Evaluation of Immunoglobulin G Responses to Plasmodium falciparum and Plasmodium vivax in Malian School Children Using Multiplex Bead Assay

Abstract

Malaria serology through assaying for IgG against Plasmodium spp. antigens provides evidence into the infection history for an individual. The multiplex bead assay (MBA) allows for detection of IgG against multiple Plasmodium spp., and can be especially useful in many regions where Plasmodium falciparum is of primary clinical focus, but other species are co-endemic. Dried blood spots were collected from 805 Malian children attending 42 elementary schools in the regions of Mopti, Sikasso, Koulikoro, and Bamako capital district, and IgG assayed by MBA. As southern Mali is known to be holoendemic for P. falciparum, merozoite surface protein 1 19-kDa subunit (MSP-142) and apical membrane antigen 1 (AMA-1) antigens were included for serology against this parasite. Responses to these antigens both provided high estimates for lifetime exposure, with 730 (90%) children with IgG antibodies for MSP-142, 737 (91%) for AMA-1, and 773 (96%) positive for either or both. Also included was the antigen Plasmodium vivax MSP-119, against which 140 (17.4%) children were found to have antibodies. Increases in antibody titers with older age were clearly seen with the P. falciparum antigens, but not with the P. vivax antigen, likely indicating more of a sporadic, rather than sustained transmission for this species. The MBA provides effective opportunities to evaluate malaria transmission through serological analysis for multiple Plasmodium species.

Trial registration: ClinicalTrials.gov NCT01787058.
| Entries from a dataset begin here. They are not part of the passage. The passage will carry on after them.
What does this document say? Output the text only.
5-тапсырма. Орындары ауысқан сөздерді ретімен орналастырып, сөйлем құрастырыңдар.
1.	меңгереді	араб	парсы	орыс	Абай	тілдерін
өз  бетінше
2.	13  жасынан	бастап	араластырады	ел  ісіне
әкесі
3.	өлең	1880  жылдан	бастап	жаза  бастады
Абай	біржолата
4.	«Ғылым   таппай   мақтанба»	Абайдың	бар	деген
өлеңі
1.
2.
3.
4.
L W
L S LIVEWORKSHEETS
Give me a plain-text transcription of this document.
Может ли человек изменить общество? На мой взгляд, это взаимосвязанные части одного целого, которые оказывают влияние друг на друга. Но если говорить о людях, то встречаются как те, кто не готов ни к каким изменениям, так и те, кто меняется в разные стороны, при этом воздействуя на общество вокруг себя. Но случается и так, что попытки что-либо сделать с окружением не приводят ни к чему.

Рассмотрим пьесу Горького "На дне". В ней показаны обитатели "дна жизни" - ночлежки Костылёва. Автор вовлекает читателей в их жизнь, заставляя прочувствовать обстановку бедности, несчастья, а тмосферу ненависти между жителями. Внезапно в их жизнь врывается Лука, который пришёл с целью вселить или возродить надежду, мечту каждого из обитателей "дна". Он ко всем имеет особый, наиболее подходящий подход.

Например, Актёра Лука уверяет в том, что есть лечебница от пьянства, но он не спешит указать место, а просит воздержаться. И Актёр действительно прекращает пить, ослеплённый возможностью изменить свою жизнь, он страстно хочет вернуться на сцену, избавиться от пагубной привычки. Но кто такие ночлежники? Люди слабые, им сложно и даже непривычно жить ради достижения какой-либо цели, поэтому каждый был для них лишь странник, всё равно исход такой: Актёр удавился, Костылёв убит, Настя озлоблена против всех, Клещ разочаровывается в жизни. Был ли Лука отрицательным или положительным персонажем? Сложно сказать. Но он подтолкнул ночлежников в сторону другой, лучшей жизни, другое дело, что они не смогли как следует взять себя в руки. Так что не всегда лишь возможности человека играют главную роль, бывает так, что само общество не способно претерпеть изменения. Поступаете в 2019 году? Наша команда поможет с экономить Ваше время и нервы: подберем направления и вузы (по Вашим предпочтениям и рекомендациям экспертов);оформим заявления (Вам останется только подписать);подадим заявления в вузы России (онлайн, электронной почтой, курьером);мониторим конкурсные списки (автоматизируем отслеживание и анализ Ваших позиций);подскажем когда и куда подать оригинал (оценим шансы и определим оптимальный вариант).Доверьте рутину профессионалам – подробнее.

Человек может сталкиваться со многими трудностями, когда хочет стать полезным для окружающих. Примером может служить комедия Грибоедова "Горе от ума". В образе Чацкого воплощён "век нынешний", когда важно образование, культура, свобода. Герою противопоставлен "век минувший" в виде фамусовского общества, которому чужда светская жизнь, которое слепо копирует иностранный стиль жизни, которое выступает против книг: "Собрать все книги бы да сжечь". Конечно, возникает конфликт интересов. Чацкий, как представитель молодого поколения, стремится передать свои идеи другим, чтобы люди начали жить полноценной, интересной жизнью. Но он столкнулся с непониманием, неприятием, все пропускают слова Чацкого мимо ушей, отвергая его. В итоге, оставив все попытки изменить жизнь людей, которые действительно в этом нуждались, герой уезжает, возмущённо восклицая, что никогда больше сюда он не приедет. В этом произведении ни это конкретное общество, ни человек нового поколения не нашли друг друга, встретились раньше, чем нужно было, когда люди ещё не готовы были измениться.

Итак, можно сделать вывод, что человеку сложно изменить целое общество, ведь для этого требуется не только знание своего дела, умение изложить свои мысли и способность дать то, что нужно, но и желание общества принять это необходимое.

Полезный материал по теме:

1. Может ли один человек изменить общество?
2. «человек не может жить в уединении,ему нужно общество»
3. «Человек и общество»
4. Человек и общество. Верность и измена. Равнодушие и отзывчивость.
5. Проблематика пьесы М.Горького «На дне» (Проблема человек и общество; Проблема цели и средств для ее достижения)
© The American Society of Tropical Medicine and Hygiene.

Figures

Figure 1.

Map of southwestern Mali showing school locations and malaria antibody prevalence by school. (A) Schools within the regions of Bamako (N = 2), Mopti (N = 4), Sikasso (N = 16), and Koulikoro (N = 20) were all included in the study. (B) Percent of children in each school sampled with IgG antibodies against the Plasmodium falciparum antigen merozoite surface protein (MSP-142). (C) Percent of children in each school sampled with IgG antibodies against the P. falciparum antigen apical membrane antigen 1 (AMA-1). (D) Percent of children in each school sampled with IgG antibodies against the Plasmodium vivax antigen MSP-119.

Figure 2.

Scatterplots of median fluorescence intensity with background subtracted (MFI-bg) signal for antigen Plasmodium falciparum merozoite surface protein (MSP-142) with the P. falciparum apical membrane antigen 1 (AMA-1) and Plasmodium vivax MSP-119 antigens from all the children in the study (N = 805). Scatterplots show MFI-bg signal between the two P. falciparum antigens, and between the P. falciparum and P. vivax MSP-1 homologs. Diagonal line represents y = x reference line.

Figure 3.

Histograms for signal intensities of the three antigens used in the study. The distribution of median fluorescence intensity with background subtracted (MFI-bg) signal for the children in the study is plotted as log-transformed on the x axis. Hashed vertical lines signify the seropositivity cutoff value for each antigen. Note that the histogram for each antigen has a unique y-axis scale.

Figure 4.

Connecting boxplots of ln(MFI-bg) for all antigens by age of participants in the study. Boxplots signify the mean (diamond) and display the interquartile range with whiskers extending 1.5 times the interquartile range (IQR) above and below. Outliers displayed as circles outside of 1.5× IQR. Bins connected at means between age divisions. For each, age(n): 5(4), 6(16), 7(23), 8(27), 9(35), 10(85), 11(74), 12(80), 13(51), 14(46), 15(16), 16(5).